真剣な表情で黙々と計算に取り組んでいるのは、将軍野中学校1年の降矢才馳さん(13)だ。5歳からそろばんを始めた降矢さんは「自分があまり得意じゃないところを、どうやったらうまくなるかをちゃんと考えて、そこを集中的に練習した」と話す。

練習のかいもあり、小学3年生のときには暗算の最高位「十段」に秋田県内最年少で認定された。さらに、小学6年生のときには個人で全国大会優勝を果たすなど、秋田県内の記録を次々と塗り替えてきた。

「人間業じゃないことができる」

そんな降矢さんが得意だというフラッシュ暗算を披露してくれた。

画面に次々出てくる数字を瞬時に計算し、解答する。正しい答えを出せたことがわかると、降矢さんはうれしそうな表情を見せた。

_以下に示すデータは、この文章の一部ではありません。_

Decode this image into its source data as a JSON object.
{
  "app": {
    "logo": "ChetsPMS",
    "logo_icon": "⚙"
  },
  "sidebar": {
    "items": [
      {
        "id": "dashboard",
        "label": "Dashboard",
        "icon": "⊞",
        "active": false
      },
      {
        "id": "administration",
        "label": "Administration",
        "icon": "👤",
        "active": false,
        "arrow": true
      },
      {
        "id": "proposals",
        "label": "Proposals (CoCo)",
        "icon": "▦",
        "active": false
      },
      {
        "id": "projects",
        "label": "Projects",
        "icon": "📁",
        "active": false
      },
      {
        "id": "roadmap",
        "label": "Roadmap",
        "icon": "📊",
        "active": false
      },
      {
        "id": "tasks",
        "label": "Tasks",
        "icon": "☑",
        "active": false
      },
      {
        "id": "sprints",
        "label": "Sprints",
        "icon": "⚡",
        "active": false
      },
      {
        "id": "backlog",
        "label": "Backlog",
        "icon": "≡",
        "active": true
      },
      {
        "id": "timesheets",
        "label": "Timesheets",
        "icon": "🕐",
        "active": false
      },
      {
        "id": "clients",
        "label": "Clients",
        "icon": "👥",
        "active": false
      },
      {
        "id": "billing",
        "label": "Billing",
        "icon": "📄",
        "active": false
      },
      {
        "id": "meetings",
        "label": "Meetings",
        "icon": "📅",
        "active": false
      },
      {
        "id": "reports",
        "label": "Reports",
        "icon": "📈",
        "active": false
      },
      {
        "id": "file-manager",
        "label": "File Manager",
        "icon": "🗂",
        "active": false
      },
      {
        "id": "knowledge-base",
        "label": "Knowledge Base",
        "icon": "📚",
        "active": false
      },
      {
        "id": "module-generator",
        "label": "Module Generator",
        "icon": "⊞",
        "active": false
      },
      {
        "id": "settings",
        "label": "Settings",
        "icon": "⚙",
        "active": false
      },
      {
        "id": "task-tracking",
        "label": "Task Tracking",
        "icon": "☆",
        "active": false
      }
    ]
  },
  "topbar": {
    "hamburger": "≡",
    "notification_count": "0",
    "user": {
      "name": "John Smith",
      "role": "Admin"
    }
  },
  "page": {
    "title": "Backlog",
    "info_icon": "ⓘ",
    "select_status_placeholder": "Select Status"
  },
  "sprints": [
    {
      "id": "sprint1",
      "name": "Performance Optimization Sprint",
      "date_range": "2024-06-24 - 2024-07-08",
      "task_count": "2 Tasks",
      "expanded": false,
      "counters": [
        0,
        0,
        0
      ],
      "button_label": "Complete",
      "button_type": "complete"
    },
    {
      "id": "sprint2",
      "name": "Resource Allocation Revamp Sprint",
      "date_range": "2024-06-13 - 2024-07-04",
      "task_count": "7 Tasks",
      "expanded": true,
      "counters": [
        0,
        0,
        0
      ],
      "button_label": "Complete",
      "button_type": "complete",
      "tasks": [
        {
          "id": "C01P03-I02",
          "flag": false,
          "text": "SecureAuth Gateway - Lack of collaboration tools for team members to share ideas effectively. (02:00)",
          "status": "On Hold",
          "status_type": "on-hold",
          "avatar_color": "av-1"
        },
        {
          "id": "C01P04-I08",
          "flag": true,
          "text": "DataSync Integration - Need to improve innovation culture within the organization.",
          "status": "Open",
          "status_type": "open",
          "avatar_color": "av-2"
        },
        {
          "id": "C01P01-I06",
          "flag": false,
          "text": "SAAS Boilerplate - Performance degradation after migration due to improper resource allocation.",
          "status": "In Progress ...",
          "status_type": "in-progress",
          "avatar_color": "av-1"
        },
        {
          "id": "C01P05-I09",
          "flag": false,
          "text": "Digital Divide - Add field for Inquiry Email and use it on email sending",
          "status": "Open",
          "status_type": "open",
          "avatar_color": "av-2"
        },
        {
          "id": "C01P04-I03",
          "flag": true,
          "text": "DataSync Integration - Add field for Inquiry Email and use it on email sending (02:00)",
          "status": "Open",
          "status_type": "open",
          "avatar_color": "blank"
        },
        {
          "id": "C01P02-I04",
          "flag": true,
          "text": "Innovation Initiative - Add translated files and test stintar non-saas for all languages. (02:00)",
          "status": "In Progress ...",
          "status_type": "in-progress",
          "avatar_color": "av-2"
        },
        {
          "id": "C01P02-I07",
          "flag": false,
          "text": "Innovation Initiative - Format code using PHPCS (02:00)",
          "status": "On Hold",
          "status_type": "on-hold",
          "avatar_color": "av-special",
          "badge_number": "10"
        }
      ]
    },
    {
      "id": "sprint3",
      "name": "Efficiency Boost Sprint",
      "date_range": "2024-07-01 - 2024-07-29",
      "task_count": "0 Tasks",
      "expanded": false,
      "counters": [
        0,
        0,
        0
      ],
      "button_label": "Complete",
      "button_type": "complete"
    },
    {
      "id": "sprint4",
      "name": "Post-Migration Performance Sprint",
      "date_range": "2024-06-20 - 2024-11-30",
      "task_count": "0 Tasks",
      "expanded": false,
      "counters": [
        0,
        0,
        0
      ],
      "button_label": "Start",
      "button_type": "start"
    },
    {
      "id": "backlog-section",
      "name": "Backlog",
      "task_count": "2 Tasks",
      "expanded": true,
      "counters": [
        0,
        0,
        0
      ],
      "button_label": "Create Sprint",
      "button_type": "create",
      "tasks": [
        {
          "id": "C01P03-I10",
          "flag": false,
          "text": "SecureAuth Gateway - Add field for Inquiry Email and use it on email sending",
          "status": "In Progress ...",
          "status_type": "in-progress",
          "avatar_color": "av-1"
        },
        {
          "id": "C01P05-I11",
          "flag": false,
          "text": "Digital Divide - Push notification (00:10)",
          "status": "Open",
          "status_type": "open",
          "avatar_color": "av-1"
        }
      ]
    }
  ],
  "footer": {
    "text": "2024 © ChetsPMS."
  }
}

秋田あんざんアカデミーの戸井田和明先生は「秋田県初のそろばん日本一や、数々の県内最年少記録もとっているが、そろばんを通じた暗算力、7桁×7桁の計算を頭の中でできるのは、ちょっと人間業じゃないことができるのがすごい」と、降矢さんのすごさを語る。

集中力を高める秘訣は意外なところにあった。

「1人でやるのではなく他の人と、同じ塾の友達とやると楽しくなるので、自分1人で集中するのではなく、他の人とやったほうがいい」と話す降矢さんは、友達と話したりゲームをしたり、中学生らしい一面も見せる。

「数字を生かしてプログラマーに」

東北大会で優勝経験がある秋田大学付属小学校4年の進藤優仁くん(9)も、「秋田あんざんアカデミー」に通っている。

進藤くんは降矢さんの存在に大きな影響を受けていて、「そろばんを始めた時から一緒だったので、仲は良いほうだと思う。強いので才馳くんみたいになれるように目指したい」と降矢さんを目標にしている。

さらに、「書くのが速い。書くのが速いと当然問題も速く解けるので、タイムとかも速くなる」と降矢さんの強さを分析する。

降矢さんの計算力の強さと速さは、勉強以外のささいな部分でも役立っているという。

降矢さんは「スーパーで親に商品の値段の計算を頼まれたときに、すぐに計算できるので、そういうときに役立つ」と笑顔を見せた。

ひとつのことを始めると、とことん追求する性格の降矢さんは、「もっと大きな大会で日本一になることと、ずっと戦ってきているライバルに勝つこと」が今後の目標だという。そして、「将来は数字を生かしてプログラマーになりたい」と語った。